I’m not so sure though. I’ve had to give up on a few recent crime novels not because of the violence as such but because of violence that lingers, and I think I detect a trend that shows others feel the same. The best-selling whodunnit right now is Richard Osman’s The Thursday Murder Club, which is cosier than a lot of modern crime fiction, and the premise – a group of people getting together to solve murders – reminded me of Christie’s Tuesday Club Murders which is based on a similar idea; 100 years on from the publication of her first novel, her influence is still strong.

But some people still sneer, don’t they? Some people still say the Queen of the Golden Age of crime is cardboard and conventional, but I can’t help feeling they’re missing the point. The Christie novels I’ve re-read remind me how macabre she can be, and dark. Yes, the twists are amazing –The Murder of Roger Ackroyd is surely still the most incredible twist in the history of fiction – but actually it’s often the mood that’s the best thing about the books: the hidden resentments, the hidden weapons, the monsters in dinner suits and ball gowns.

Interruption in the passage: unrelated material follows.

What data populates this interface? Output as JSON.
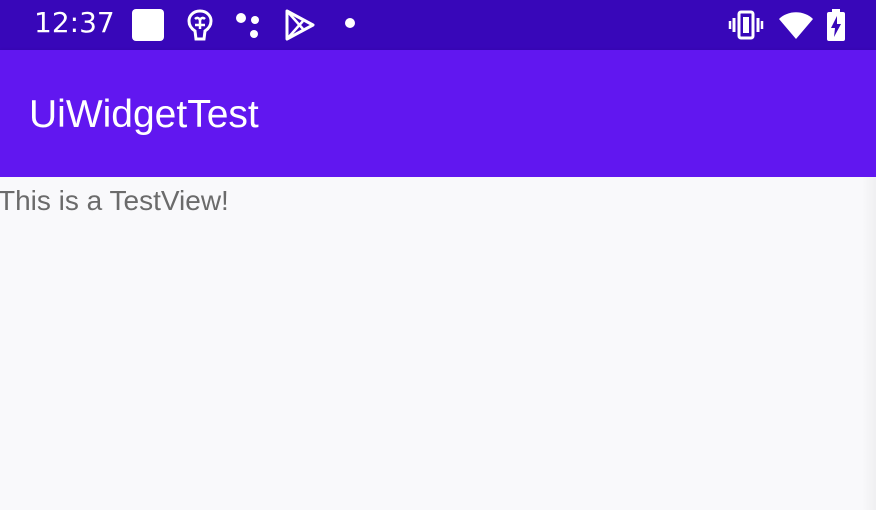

And the idea that Christie is conventional is definitely wrong. I once spoke to James Prichard, her great-grandson, about this and he told me how adventurous she was. “She was a single mother,” he said, “she went to archaeological digs, and some extraordinary places in the Middle East you couldn’t go to now. People call it cosy crime, but I don’t think there was anything particularly cosy about my great-grandmother – she was very forceful.”

I also spoke to Sarah Phelps on the same subject. Sarah has written quite a few of the BBC adaptations and thinks Christie is the exact opposite of cosy: according to her, Christie is subversive and challenging, shocking even. In every book, says Sarah, you have no idea who you’re in a room with: they sound like you, they look like you, and then you pull away their respectability and Englishness and what you get underneath is somebody who is completely different and terrifying. Some may think Sarah’s interpretation goes too far and many will continue to dismiss Christie as a serious writer, but I think Sarah is on to something and it may help explain why Christie is so popular. It may also explain why she’s being read so much during a crisis caused by a virus that is, to use Sarah’s words, different and terrifying. Christie’s sales (two million in the English-speaking world last year) also pretty much put her beyond the reach of the doubters anyway.

But there’s something else as well. Many modern crime novels put procedure, and science, and DNA, at the heart of their books and that’s fine, but Christie is different. The route to a solution in her books is always through pure thought and in particular contemplation of the nature of human beings. Right at the end of his very last story, Poirot, frail and in a wheelchair, points to his head and says: “The brain… magnificent as ever” and that’s the point. It was never really about the knife, or the gun, or the blood in Agatha Christie’s books. It was always about the brain.